At Intel's CES keynote on Wednesday evening, Intel opened with a look at its Cannon Lake processor, a 10nm chipset sporting x86 architecture.
Intel aimed to alleviate tepid reactions to its current Kaby Lake. Whereas Kaby took Intel's processors one step forward, the company believes Cannon Lake qualifies as a jump of much more than just a few more megahertz.
The company also divulged more information on its aggressive expansion into the burgeoning VR marketplace. The keynote hall was adorned in leather chairs where attendees could strap on Oculus Rift headsets and sample VR demos running in conjunction with Intel hardware. One demo rendered a rural scene complete with a river and water buffalo.
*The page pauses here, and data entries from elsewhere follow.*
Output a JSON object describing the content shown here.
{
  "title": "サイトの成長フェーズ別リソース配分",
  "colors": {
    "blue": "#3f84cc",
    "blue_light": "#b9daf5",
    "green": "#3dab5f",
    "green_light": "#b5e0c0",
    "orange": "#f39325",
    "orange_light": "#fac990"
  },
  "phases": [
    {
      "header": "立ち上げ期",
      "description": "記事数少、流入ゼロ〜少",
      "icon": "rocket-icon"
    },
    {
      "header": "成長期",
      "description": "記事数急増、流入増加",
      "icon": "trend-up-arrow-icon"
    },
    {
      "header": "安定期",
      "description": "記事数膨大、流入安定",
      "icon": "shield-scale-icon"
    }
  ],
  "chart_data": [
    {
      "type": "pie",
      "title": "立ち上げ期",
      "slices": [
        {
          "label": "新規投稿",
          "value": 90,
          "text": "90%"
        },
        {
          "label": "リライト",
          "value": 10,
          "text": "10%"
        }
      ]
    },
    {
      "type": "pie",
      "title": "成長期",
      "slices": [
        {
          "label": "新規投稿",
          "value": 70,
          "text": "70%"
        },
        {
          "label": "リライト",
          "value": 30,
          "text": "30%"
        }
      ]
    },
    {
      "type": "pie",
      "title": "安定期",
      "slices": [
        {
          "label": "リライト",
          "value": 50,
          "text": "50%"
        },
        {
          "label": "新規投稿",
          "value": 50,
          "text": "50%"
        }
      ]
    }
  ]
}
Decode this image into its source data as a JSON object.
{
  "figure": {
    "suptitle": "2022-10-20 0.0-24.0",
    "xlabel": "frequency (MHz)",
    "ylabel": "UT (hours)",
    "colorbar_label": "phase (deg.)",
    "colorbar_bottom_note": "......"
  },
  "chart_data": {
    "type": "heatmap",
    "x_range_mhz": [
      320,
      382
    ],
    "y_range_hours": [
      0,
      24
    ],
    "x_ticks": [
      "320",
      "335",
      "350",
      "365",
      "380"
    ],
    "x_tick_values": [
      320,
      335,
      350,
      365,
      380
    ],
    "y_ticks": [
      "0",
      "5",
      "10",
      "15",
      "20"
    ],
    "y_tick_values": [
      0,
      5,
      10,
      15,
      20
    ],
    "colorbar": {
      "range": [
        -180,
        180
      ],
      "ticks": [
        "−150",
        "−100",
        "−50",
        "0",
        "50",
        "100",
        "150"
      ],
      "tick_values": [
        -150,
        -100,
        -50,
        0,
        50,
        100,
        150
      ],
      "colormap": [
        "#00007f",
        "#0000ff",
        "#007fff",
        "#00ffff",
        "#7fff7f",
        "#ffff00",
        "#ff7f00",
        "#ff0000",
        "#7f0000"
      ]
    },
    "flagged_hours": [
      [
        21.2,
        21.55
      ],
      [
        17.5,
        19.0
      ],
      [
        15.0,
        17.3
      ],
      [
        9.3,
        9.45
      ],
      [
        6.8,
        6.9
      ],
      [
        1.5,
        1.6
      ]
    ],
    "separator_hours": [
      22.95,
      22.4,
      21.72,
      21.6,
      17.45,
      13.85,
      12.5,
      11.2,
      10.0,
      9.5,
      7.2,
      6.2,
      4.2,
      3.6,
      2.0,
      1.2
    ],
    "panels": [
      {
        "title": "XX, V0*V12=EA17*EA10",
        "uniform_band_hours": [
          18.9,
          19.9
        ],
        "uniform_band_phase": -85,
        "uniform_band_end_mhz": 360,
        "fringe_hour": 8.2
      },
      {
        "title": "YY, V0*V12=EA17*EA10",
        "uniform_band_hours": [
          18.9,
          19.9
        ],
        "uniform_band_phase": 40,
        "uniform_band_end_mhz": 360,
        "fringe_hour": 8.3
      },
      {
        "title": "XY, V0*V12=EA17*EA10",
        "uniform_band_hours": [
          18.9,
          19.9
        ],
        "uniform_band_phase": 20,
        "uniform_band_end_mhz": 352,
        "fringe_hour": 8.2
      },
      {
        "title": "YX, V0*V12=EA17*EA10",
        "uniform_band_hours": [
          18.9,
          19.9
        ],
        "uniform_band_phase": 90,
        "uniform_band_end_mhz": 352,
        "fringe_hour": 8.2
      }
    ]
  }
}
In the same vein, Intel's Project Alloy VR is a "mixed reality" device—a blend of augmented and virtual reality tech—that the company plans to ship in Q4 of 2017. No manufacturer for Alloy was announced, nor did Intel give any hint as to how much it will cost.
Intel hardware has been represented far and wide at this year's CES in Las Vegas. Acer's $9000 Predator 21 X laptop boasts an Intel Intel i7-7820HK, as well as twin Nvidia GeForce GTX 1080 GPUs and 64GB of DDR4-2400 memory.